Three years ago, Sydney couple Chris and Mel Tantchev started a business that could easily have seemed crazy — a personalised book subscription service.
With traditional book stores going out of business amid the growth of online retailers like Amazon, getting into book selling was a big risk.
Last month, the couple sold their 10,000th book — nearly all personally hand-picked and gift-wrapped by Mel — with what was initially a side gig now turning over around A$150,000 ($164,000) a year.
"The idea came because Chris wanted to gift me with a present for our one year wedding anniversary," Ms Tantchev said.
"Traditionally it's a paper gift. I love reading, I'm very passionate about it. Chris said, 'I don't know what kind of books she might like', so he tried to find a service that would hand-pick [one]. He looked online and no such service existed in Australia."
Ms Tantchev has now reduced her "day job" in the public service down to three days a week to cope with the growth of the business, and Bookabuy will hire its first full-time employee in the coming months.

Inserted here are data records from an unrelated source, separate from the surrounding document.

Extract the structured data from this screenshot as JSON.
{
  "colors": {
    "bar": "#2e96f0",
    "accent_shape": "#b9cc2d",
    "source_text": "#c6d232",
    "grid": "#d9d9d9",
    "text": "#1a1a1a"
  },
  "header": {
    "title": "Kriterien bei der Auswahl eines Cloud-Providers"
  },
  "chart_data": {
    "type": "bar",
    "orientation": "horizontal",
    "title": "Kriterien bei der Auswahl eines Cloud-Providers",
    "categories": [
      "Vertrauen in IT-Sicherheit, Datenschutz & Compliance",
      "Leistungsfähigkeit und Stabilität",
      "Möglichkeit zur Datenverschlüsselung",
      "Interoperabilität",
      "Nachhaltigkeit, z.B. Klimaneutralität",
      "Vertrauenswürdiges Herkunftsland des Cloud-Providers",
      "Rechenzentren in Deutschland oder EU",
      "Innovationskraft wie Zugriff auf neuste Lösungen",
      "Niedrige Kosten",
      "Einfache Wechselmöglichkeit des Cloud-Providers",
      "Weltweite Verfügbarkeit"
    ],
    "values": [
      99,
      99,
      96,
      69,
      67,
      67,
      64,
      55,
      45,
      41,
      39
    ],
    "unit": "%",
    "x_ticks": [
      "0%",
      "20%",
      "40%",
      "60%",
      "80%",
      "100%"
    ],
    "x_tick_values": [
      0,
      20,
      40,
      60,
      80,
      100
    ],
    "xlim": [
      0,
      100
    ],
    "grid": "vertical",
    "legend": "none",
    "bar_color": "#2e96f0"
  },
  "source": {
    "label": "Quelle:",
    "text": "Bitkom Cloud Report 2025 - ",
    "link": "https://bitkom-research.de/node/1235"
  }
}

While it's still a tiny niche, the couple believe their 60 per cent year-on-year growth shows there's an appetite for a human, personalised touch, even in the face of Amazon's "similar purchase" recommendations.
Bookabuy customers pick from a subscription category such as modern fiction or young adult, provide a bit of information about the recipient's reading tastes — and Mel does the rest. If the customer is sent a book they already own, they can exchange it for a new one at no extra cost.
"Unlike a Netflix or AI-style personalisation, we hand-pick books," she said. "I do a lot of research. At least 30 to 40 per cent of my time is spent researching, the rest is placing the book orders and giftwrapping."
Mr Tantchev said the business was averaging 500 books per month.
"That tends to ebb and flow through the year, obviously gifting occasions and seasons are quite big, that's when the business expands significantly," he said.
"The key difference for us is the personalisation. You always know that when you get a Bookabuy subscription there's going to be that element of personal care, making sure it's always relevant."
He said while there had been "a lot of hoo-ha" about Amazon coming to Australia, it "hasn't really impacted us from a growth and revenue perspective".
"Also interesting is in America Amazon's trying a personalised book subscription service, similar to ours," he said.
While they haven't "crunched the numbers", the couple believe their customer churn rate is "quite low". "We've got people who are being gifted a subscription and when it ends people will sign up for themselves," Ms Tantchev said.
Mr Tantchev said he believed the business could scale, despite its hands-on nature.
"I don't think we feel constrained by the fact there is a manual element," he said. "We want to keep growing the business as fast as the last few years if not faster. We can always get additional hands to help, whether for selecting or wrapping books."
They also "want to try and get as intelligent as we can" by bringing in some sort of automation to assist with book selection, but "always with a person" making the decisions.
"Personalisation is the real passion behind what we do," he said. "The main driver behind Bookabuy has always been creating something special and creating a brand people can love."